O dólar blue, ou paralelo, pulou de 850 pesos para 1.050 na semana passada. No final de julho, sua cotação estava pela metade. A diferença com o dólar oficial, em 365 pesos, é um abismo.
— O dólar pode seguir subindo porque não há âncora política. O mercado pensa que Bullrich ou Massa podem impor um plano de estabilização, mas o que Milei propõe é perturbador e há medo — apontou Elizabeth Bacigalupo, economista-chefe da consultoria Abeceb.
Sem reservas
Neste ano, a Argentina sofreu com uma seca histórica que atingiu o campo, o principal setor exportador. Deixou de receber por isso cerca de US$ 20 bilhões.
Esse golpe levou o Fundo Monetário Internacional (FMI) a relaxar as metas do programa creditício de US$ 44 bilhões (quase R$ 161 bilhões à época) que a Argentina realizou em 2018. Para cumprir com seus compromissos, o país recorreu a um empréstimo do Catar, aos yuanes de um swap (troca de moedas) com a China e a um empréstimo do CAF.
As reservas totais do Banco Central rondam os US$ 25 bilhões (quase R$ 127 bilhões).
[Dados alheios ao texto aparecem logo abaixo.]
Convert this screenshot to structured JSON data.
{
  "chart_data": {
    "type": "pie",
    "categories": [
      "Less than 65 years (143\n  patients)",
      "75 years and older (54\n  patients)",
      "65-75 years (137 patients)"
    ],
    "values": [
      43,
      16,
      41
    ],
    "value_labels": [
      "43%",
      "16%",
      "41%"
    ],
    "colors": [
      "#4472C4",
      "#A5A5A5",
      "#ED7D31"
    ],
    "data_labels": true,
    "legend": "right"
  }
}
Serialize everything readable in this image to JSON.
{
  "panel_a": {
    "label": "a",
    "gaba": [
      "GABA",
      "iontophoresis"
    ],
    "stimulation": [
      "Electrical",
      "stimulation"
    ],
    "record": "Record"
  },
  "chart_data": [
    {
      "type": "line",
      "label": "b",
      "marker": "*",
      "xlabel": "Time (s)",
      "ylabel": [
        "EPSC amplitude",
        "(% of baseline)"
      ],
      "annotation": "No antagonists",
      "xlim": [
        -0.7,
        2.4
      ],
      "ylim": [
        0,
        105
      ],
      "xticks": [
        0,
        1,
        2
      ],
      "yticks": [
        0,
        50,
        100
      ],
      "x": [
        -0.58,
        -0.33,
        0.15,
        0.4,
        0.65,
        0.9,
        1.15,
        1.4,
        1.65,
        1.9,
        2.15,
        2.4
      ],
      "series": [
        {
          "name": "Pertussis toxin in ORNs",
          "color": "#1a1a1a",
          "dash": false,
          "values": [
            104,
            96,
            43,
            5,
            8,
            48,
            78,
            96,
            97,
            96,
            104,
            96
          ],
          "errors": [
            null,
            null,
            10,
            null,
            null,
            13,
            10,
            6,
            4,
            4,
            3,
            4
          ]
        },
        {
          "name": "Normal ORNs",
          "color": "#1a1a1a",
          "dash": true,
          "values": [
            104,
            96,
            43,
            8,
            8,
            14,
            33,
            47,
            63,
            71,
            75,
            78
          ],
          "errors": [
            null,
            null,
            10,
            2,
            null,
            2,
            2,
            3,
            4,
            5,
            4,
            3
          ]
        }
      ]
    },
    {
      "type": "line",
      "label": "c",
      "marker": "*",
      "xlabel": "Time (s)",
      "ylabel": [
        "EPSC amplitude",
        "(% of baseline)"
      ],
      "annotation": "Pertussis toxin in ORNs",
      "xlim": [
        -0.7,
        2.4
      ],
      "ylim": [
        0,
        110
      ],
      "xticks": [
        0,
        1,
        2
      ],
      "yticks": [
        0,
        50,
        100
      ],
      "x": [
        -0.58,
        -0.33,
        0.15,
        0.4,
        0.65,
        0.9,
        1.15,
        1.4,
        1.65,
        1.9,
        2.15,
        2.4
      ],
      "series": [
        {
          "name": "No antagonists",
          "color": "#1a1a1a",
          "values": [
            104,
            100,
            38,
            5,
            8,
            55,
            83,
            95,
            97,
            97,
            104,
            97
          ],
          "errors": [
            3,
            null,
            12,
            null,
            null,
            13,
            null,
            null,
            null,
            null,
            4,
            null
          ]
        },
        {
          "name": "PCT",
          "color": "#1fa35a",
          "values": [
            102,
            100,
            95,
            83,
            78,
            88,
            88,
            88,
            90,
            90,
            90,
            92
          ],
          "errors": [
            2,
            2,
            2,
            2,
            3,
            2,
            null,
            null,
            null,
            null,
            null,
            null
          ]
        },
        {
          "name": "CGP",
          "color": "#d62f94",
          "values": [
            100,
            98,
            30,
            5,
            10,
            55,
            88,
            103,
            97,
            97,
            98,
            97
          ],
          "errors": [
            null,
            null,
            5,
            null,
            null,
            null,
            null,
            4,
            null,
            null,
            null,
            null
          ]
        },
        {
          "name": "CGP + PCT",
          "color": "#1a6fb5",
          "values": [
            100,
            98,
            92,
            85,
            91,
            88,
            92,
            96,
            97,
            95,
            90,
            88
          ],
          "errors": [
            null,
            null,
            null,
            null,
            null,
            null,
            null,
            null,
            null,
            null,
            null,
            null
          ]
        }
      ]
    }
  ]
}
— Mas as líquidas são negativas em US$ 5 bilhões (quase R$ 26 bilhões) — avaliou Bacigalupo.
O Banco Central absorve a forte emissão monetária para financiar o déficit fiscal, com títulos de curto prazo a taxas muito altas.
— Será necessário um plano de estabilização e quem o aplicar deverá ter poder político, porque as medidas irão gerar mais inflação até que os dólares da safra entrem em abril — advertiu o economista e diretor da consultoria Equilibra, Lorenzo Sigaut Gravina.
Fragilidade social
O maior desafio será equilibrar as contas sem que aconteça grandes protestos, em um país cuja taxa de pobreza está em 40,1%, enquanto a de indigência é de 9,3%.
Milhares de pessoas recebem subsídios nas tarifas de água, gás, eletricidade e transporte, além de auxílios econômicos.
— Esses subsídios deverão ser reduzidos. Haverá um custo social elevado e tensões políticas — disse Bacigalupo.
Milei prometeu dolarizar a economia e eliminar o Banco Central como caminho para acabar com a inflação. Segundo Lorenzo Sigaut, "é impossível porque não há dólares e iria requerer uma maxidesvalorização ou financiamento externo".
— São necessários valores tão exorbitantes por dólar, cerca de 4 mil pesos por cédula, para dolarizar, que seria socialmente inviável — relatou Bacigalupo.
Energia e nova safra, uma esperança
A Bolsa de Cereais de Buenos Aires projetou que a safra de soja aumentará em 138% na colheita 2023-24, e a de milho 61%, em um contexto agroexportador de bonança.
O próximo governo economizará divisas em importação de energia, graças ao funcionamento do novo gasoduto da reserva de Vaca Muerta.
— Se aproveitarmos isso, pode aportar mais de US$ 10 bilhões (quase R$ 51 bilhões) por ano e somado à reversão da seca, a exploração de lítio e energia renováveis, chegarão dólares cruciais para as transformações da estabilização — opinou Bacigalupo.